No, vale soprattutto per Lohengrin contrapposto al mondo brabantino. Elsa viene presentata in uno spazio suo, chiuso, isolato da tutto il resto, che in qualche modo raffigura l'isolamento del suo sogno: una visione che prosciuga gli orpelli esteriori per riassumere la simbologia romantica dell'opera in pochi elementi essenziali. Niente paura, comunque, il cigno ci sarà, e ci sarà la trasformazione del cigno in Goffredo… E del resto l'alterità di Lohengrin rispetto al mondo che lo circonda è anche ciò che giustifica la strana calamita amorosa che lega Elsa all'eroe.
Veniamo al tema del divieto d'amore...
Questo è forse l'elemento più profondo dell'opera che mi sembra non nascondere quel vago filisteismo che percorre poi tutta l'opera di Wagner. È stato detto che quel divieto d'amore simboleggi in qualche modo un rapporto coniugale borghese: non si deve sapere... non si deve guardare l'amore in faccia. È un tema che ha, come è noto, infinite ascendenze mitologiche, basta pensare ad Amore e Psiche. A questo divieto si oppone un personaggio così umano come quello di Elsa. Per quanto nella sua decisione di domandare il nome dell'amato sia subordinata da Ortrud, Elsa mostra di voler veramente e fino in fondo guardare l'amore in faccia. Non è spinta da curiosità, ma dalla necessità di sapere: e questa è una grande innovazione nel mito. Il voler sapere se ci possa essere un "vero" amore senza sospetti e senza infingimenti è un momento stupendo musicalmente e drammaticamente.
E gli altri personaggi?
Se c'è un personaggio tragico in senso classico nel Lohengrin è Friedrich von Telramund, che è portato inconsapevolmente e in buona fede alla rovina, tradito dal legame di natura demoniaca che lo stringe a Ortrud. Ortrud è il personaggio in cui rivive l'eco degli antichi dei germanici e verso cui l'autore inclina con maggiore passionalità. Il gusto di Wagner sembra andare infatti verso Elsa e Lohengrin, le sue viscere verso Ortrud: quella Ortrud che ha le radici germaniche più profonde, che invoca le divinità ancestrali della stirpe. Lohengrin canta pagine bellissime, ma la sua figura rimane abbastanza nebulosa, forse necessariamente per creare mistero sul suo nome, ma la rivelazione della sua genealogia non serve a diradare la nebbia: e noi continuiamo a chiederci chi sia.
Che cosa vedranno, dunque, gli spettatori di questo Lohengrin?

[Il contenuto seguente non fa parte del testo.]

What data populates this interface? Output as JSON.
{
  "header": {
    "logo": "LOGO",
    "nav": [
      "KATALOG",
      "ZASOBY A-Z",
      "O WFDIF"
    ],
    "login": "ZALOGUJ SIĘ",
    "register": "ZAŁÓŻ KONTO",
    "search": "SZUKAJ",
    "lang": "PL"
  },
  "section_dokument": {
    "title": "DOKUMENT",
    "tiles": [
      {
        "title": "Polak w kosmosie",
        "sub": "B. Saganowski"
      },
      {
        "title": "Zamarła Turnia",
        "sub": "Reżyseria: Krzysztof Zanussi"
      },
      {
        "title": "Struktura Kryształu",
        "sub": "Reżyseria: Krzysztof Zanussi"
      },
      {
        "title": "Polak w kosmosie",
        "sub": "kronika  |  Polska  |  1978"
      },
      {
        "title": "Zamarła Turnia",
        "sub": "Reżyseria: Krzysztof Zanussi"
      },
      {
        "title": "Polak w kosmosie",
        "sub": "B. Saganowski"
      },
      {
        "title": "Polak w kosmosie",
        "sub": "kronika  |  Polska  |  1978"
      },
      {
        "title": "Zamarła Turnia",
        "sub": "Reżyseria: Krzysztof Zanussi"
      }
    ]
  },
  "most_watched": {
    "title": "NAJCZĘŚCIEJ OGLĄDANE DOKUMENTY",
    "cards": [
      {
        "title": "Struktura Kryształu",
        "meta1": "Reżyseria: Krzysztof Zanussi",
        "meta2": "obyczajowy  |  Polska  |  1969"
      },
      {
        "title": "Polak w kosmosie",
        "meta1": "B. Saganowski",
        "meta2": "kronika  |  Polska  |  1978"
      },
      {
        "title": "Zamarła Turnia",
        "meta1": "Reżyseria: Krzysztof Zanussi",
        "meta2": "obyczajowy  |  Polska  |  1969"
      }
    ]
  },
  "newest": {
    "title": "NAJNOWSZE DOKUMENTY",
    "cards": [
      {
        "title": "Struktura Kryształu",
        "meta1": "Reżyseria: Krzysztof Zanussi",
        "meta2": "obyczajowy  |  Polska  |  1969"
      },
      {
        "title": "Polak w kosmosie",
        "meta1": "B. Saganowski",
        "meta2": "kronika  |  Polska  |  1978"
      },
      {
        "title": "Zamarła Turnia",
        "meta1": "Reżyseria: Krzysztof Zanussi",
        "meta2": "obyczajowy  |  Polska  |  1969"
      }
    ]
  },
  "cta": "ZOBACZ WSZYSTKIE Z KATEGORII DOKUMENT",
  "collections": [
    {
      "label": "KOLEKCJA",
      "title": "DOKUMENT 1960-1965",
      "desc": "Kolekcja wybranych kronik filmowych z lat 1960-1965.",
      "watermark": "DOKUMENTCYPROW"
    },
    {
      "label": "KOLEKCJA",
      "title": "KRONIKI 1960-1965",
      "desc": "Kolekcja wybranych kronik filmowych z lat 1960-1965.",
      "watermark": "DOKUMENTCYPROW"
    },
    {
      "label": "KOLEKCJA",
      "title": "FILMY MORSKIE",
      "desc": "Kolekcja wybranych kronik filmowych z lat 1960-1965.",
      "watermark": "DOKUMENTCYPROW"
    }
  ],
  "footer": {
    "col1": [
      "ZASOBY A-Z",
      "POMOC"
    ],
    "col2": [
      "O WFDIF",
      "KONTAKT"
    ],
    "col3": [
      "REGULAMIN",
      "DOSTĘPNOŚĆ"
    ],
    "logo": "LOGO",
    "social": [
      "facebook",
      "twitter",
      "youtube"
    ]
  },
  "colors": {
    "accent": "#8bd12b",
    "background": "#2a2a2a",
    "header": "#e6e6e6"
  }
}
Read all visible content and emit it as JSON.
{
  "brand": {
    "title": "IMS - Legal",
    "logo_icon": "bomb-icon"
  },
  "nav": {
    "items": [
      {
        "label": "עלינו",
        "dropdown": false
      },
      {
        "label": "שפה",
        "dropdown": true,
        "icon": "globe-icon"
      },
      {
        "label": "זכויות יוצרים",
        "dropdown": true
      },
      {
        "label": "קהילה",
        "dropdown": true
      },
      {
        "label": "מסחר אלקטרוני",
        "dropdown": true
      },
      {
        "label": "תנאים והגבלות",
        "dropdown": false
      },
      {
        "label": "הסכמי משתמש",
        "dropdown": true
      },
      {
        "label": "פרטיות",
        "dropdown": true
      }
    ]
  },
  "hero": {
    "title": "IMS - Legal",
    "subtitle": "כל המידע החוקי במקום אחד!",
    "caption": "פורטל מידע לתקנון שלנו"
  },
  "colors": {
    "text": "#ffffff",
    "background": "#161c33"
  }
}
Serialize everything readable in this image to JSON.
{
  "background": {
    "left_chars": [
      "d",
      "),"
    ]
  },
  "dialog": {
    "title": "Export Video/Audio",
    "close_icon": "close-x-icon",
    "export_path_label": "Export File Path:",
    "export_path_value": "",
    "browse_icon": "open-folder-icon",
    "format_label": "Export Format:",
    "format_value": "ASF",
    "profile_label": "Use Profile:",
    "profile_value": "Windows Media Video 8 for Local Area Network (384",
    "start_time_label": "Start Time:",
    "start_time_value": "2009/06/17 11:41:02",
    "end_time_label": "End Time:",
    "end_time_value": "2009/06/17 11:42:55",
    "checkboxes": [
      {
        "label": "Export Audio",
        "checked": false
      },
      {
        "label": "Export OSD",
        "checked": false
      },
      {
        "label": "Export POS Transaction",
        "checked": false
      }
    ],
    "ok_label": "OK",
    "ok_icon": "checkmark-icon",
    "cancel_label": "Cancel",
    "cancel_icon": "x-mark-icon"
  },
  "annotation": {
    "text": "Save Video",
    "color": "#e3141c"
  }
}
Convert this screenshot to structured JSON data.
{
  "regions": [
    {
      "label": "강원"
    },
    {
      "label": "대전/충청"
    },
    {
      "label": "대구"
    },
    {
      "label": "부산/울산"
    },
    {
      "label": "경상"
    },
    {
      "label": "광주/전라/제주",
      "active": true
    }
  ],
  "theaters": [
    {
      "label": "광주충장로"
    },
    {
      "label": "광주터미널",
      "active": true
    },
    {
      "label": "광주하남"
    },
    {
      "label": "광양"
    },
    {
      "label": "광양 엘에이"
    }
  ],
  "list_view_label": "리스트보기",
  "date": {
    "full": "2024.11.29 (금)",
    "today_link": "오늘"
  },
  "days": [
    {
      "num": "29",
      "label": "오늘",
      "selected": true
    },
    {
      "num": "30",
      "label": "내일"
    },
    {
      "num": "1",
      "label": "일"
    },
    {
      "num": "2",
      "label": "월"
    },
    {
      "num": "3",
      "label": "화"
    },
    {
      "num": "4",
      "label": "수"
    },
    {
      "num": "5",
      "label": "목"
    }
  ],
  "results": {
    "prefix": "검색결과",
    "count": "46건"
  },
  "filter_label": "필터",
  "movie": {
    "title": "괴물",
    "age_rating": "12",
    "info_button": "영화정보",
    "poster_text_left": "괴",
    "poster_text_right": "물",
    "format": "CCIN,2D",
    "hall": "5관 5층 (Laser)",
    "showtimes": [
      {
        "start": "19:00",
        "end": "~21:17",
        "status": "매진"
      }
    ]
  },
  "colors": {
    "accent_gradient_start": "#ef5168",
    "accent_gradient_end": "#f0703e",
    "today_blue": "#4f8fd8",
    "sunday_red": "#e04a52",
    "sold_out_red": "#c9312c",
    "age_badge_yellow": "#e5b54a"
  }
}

Uno spettacolo piuttosto asciutto, dove nello spazio vuoto del palcoscenico si creeranno altri spazi interni che si modificano a seconda delle necessità. Tutto sarà appena indicativo: il fiume, ad esempio, sarà segnato da una passerella di metallo che brilla appena. Quindi una visione da cui viene "sottratto" tutto ciò che non è necessariamente indispensabile. Il primo atto presenterà una atmosfera biancoazzurrina, nebbiosa, per rendere il carattere del sogno di Elsa; il secondo atto sarà completamente nero; il terzo si svolge nella camera nuziale, una sorta di scatola completamente vuota.
E i presunti significati politici del finale?
Se c'è un significato profondo nel finale del Lohengrin mi pare questo: che il protagonista non è più l'eroe guerriero invocato dal popolo, che ad Anversa tutto ritorna a una dimensione umana e i brabantini vanno a combattere la loro guerra senza aiuti divini sancendo così l'impossibilità del divino di mescolarsi con l'umano. Ma forse questa è una nostra interpretazione, più che l'intenzione di Wagner. Ed è inevitabile che noi oggi la rappresentiamo dal punto di vista dell'umano e non da quello del divino.